Figure 5.. Structural variant landscape summary.

(A) The number of structural variants across samples. In the left panel, structural variants were annotated with three SV catalogs (the gnomAD-SV database, a long-read-based SV catalog, and the HPRC v1.0 SV catalog). SVs are matched if they have at least 10% genomic overlap. SVs close to centromeres, telomeres, or within segmental duplications were removed. The colors highlight the maximum frequency across these catalogs, the lighter blue showing “rare” SVs (with an allele frequency below 1%) in the catalogs, or unmatched. SVs may be unmatched, either because they are novel or due to the difficulties in the database comparison. The right panel shows the number of rare structural variants in protein-coding genes, grouped by their impact on the gene structure. (B) MHC pangenome built from 28 brain and 6 cell line haplotypes, containing 640 nodes, SVs over 100bp are shown. (C) IGH pangenome built from 28 brain haplotypes containing 268 nodes. Pangenome graphs were visualized using Bandage. Each graph node represents an allele, and two nodes are connected if the corresponding alleles are linked in at least one of the haplotypes. Colors are assigned at random. Nodes are randomly laid out along the reference coordinates. Source data is available at Supplementary Table 11.

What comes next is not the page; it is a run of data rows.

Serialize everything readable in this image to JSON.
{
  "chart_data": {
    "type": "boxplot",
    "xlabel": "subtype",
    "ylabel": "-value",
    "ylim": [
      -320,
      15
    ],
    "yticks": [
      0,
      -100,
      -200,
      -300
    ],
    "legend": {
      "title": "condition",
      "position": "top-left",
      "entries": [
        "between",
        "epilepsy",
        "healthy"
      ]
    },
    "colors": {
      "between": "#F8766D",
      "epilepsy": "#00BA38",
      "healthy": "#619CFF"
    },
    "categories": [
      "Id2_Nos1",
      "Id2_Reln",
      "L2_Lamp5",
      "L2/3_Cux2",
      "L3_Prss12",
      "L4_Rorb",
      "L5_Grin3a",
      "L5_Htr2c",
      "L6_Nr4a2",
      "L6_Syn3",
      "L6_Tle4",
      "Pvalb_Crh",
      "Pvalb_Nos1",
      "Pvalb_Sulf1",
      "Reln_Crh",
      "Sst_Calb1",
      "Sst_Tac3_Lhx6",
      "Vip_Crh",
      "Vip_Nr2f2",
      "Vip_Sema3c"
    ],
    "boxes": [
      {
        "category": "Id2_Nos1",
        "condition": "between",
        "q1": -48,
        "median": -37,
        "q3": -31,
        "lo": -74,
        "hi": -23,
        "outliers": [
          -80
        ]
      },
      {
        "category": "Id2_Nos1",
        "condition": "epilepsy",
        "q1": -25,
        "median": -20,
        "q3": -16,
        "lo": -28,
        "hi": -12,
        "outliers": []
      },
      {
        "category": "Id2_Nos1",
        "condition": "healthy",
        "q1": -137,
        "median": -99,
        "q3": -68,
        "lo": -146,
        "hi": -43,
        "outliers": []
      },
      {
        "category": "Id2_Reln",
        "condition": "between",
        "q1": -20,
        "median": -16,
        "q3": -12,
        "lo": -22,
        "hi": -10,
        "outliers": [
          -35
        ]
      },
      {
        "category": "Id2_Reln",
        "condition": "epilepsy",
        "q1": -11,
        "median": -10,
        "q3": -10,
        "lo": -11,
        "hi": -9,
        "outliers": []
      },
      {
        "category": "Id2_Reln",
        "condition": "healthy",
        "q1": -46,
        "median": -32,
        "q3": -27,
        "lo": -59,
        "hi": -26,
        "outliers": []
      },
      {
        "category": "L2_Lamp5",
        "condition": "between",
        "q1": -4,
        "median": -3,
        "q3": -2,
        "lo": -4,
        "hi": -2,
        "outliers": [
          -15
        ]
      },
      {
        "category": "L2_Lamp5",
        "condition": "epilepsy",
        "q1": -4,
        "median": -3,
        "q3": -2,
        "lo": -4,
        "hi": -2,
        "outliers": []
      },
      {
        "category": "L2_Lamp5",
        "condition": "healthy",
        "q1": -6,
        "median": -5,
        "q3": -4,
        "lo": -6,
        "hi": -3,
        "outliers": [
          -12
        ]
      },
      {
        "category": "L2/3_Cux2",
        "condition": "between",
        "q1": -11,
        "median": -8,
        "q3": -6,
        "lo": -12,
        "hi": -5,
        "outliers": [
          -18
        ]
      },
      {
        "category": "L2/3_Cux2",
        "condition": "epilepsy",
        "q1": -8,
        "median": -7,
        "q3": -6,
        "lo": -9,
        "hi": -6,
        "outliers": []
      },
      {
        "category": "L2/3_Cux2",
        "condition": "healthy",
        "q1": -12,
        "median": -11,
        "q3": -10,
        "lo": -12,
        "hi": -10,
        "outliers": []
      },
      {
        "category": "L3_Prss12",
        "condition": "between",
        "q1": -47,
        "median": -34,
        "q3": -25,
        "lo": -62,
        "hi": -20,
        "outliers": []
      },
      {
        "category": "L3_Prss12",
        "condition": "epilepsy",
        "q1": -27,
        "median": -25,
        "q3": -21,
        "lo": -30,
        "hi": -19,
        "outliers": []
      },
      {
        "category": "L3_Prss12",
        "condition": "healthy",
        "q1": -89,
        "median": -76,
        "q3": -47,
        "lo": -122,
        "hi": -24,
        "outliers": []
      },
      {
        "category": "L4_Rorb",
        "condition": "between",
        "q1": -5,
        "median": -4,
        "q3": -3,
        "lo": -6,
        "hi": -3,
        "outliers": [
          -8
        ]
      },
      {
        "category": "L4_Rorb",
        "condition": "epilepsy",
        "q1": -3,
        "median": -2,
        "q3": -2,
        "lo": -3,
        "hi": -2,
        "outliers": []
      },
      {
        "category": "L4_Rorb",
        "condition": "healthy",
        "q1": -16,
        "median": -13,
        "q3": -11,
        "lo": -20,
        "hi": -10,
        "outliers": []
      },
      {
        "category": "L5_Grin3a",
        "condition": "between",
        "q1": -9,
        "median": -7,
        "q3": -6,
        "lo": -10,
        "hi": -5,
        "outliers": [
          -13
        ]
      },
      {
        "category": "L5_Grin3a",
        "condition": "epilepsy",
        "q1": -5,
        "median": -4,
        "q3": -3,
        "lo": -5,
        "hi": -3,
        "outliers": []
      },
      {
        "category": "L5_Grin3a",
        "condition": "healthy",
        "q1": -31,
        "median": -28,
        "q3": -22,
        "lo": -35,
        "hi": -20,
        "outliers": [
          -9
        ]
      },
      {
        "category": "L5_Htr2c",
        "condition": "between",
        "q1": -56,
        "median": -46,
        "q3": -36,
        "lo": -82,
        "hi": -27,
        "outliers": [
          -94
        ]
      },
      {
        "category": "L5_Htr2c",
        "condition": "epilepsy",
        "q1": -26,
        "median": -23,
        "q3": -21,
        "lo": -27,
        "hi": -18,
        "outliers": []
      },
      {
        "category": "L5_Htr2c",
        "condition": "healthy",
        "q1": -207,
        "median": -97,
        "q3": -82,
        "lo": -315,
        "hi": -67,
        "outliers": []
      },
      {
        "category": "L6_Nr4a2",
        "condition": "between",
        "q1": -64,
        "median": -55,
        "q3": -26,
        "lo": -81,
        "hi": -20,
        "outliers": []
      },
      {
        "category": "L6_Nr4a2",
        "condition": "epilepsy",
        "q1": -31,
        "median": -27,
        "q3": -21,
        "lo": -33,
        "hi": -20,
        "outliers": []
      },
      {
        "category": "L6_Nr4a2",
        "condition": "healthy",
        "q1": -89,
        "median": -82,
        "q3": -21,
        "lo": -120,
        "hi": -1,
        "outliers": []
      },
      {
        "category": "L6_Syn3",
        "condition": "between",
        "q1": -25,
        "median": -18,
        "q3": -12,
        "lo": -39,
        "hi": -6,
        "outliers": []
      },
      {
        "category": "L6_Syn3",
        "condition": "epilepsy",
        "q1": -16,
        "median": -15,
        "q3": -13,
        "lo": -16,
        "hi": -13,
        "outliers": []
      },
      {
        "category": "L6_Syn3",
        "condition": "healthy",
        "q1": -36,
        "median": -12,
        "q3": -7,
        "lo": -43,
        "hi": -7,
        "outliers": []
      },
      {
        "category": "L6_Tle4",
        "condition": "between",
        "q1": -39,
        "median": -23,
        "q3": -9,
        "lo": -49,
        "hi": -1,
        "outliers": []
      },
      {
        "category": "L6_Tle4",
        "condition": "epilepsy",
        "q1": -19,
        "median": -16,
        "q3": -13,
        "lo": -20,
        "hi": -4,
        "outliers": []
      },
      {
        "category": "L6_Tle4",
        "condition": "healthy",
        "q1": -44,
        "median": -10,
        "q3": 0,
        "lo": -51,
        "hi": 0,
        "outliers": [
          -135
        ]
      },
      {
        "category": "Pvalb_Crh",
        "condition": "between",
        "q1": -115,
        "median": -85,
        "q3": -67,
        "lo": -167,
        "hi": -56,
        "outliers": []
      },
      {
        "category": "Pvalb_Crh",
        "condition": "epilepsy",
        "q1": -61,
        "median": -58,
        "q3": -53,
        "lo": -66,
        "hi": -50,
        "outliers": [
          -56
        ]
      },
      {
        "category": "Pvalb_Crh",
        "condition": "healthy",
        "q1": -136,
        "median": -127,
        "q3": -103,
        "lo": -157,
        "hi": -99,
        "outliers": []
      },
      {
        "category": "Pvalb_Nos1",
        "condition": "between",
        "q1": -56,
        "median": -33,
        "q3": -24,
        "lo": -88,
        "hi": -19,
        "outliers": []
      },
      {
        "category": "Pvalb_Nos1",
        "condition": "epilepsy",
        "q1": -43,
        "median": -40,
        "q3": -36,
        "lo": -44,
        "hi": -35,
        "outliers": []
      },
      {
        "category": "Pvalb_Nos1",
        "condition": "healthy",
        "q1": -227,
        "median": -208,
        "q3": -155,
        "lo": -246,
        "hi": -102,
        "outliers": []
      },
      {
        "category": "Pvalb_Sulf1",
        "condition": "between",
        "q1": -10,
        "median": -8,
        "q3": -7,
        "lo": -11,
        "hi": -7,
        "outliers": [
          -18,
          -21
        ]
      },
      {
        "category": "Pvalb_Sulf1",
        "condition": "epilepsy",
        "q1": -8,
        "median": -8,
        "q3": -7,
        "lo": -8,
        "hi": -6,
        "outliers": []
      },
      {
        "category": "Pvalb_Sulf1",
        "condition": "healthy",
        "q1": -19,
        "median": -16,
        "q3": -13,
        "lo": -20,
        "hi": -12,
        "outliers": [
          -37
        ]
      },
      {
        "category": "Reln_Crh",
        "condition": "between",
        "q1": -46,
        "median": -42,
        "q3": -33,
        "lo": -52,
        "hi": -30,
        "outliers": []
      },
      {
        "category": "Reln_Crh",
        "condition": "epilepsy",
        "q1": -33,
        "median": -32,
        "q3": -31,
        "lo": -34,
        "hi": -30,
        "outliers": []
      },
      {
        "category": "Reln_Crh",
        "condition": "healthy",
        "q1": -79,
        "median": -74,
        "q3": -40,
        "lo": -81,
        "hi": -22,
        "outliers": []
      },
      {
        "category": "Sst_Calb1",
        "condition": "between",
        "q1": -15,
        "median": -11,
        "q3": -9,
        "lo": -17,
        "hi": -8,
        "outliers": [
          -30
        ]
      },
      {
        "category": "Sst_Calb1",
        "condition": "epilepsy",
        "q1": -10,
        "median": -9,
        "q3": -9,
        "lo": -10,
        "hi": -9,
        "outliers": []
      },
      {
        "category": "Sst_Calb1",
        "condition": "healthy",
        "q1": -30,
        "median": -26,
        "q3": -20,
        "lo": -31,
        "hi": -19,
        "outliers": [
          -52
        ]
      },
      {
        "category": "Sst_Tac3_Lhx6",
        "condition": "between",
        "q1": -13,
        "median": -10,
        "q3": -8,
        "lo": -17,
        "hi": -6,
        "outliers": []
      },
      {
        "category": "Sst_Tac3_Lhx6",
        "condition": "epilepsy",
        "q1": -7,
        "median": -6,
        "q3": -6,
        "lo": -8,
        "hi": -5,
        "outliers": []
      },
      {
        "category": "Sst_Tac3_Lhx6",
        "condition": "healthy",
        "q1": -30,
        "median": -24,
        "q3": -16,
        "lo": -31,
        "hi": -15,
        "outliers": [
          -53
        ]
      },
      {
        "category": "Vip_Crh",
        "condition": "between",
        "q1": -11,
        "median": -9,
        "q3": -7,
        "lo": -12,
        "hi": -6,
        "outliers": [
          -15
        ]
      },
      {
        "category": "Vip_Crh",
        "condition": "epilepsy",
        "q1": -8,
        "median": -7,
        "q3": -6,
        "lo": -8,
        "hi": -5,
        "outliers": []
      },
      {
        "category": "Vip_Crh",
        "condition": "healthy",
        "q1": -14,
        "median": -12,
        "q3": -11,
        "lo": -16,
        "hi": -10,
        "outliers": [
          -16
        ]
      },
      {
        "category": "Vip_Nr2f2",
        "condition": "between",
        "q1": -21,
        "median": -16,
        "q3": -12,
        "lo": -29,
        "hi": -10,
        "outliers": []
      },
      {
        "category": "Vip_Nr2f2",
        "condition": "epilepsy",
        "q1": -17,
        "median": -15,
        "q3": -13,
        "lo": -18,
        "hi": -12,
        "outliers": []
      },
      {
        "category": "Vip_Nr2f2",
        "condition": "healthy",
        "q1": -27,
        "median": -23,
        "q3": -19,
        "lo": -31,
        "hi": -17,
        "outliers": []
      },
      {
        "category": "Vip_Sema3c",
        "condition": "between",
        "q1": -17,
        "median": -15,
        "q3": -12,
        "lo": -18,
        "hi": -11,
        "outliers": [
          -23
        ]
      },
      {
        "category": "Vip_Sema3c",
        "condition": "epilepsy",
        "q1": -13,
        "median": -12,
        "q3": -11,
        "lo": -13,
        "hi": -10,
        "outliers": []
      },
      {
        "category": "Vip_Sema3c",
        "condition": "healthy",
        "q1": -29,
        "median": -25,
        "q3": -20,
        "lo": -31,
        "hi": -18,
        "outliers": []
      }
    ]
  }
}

Figure 6.. Haplotype-specific methylation profiling.

(A) Heatmap of concordance between Bisulfite whole genome sequencing and ONT Remora Methylation calls in HG002 at sites shared by both technologies covered by at least 5 reads. The lower coverage of ONT data causes striping in the heatmap at specific frequencies. (B) Read depth of Bisulfite and ONT samples. CpG sites are one position apart in the sense and antisense DNA strands due to C-G base pairing. Since this read coverage is counted per CpG location the actual coverage was doubled to account for the neighboring strand locations and estimate actual genome wide coverage. (C) An example of differential methylation pattern in the SNRPN locus in the brain sample SH-04–08. Red CpG sites are methylated and blue sites are unmethylated. Above the reads is a plot of methylation frequency and gene locations, visualized using modbamtools (D) IGV visualization of phased methylated ONT reads and the phased assemblies of brain sample SH-04–08 at the DLGAP2 gene locus that shows a 1,379 base pair insertion that is differentially methylated across haplotypes. Source data is available at Supplementary Table 12.